Like what Lake R pointed, make the substitution z = √x. I use z instead of u to aviod confusion when integrating by parts later.

z = √x <==> z² = x

dz = dx/(2√x)

dz = dx/(2z)

2z dz = dx

∫ x*e^(√x) dx

= ∫ z²*e^(z) * (2z dz)

= 2 ∫ z³e^(z) dz

Let u = z³ and dv = e^(z) dz, then du = 3z² dz and v = e^(z). Integrating by parts (∫ u dv = u v - ∫ v du) yields

= 2[z³*e^(z) - ∫ 3z²*e^(z) dz]

= 2z³*e^(z) - 6 ∫ z²*e^(z) dz

Now, let u = z² and dv = e^(z) dz, then du = 2z and v = e^(z). Integrating by parts for the second time gives

= 2z³*e^(z) - 6[z²*e^(z) - ∫ 2z*e^(z) dz]

= 2z³*e^(z) - 6z²*e^(z) + 12 ∫ z*e^(z) dz

This time, let u = z and dv = e^(z) dz, then du = dz and v = e^(z). Integrating by parts for the third time yields

= 2z³*e^(z) - 6z²*e^(z) + 12[z*e^(z) - ∫ e^(z) dz]
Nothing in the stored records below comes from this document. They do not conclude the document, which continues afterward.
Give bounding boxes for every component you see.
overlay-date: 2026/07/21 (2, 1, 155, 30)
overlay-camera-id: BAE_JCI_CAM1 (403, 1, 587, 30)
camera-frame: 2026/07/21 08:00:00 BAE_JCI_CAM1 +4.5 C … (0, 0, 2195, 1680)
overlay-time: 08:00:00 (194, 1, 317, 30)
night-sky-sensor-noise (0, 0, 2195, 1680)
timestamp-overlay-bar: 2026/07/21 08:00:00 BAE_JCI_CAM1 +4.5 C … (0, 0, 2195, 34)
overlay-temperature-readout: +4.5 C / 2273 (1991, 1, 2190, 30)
= 2z³*e^(z) - 6z²*e^(z) + 12z*e^(z) - 12 ∫ e^(z) dz

= 2z³*e^(z) - 6z²*e^(z) + 12z*e^(z) - 12e^(z) + c

= 2e^(z) [z³ - 3z² + 6z - 6] + c

= 2e^(z) [x³/² - 3x + 6√x - 6] + c

If this helps, choose Lake R's answer as the best.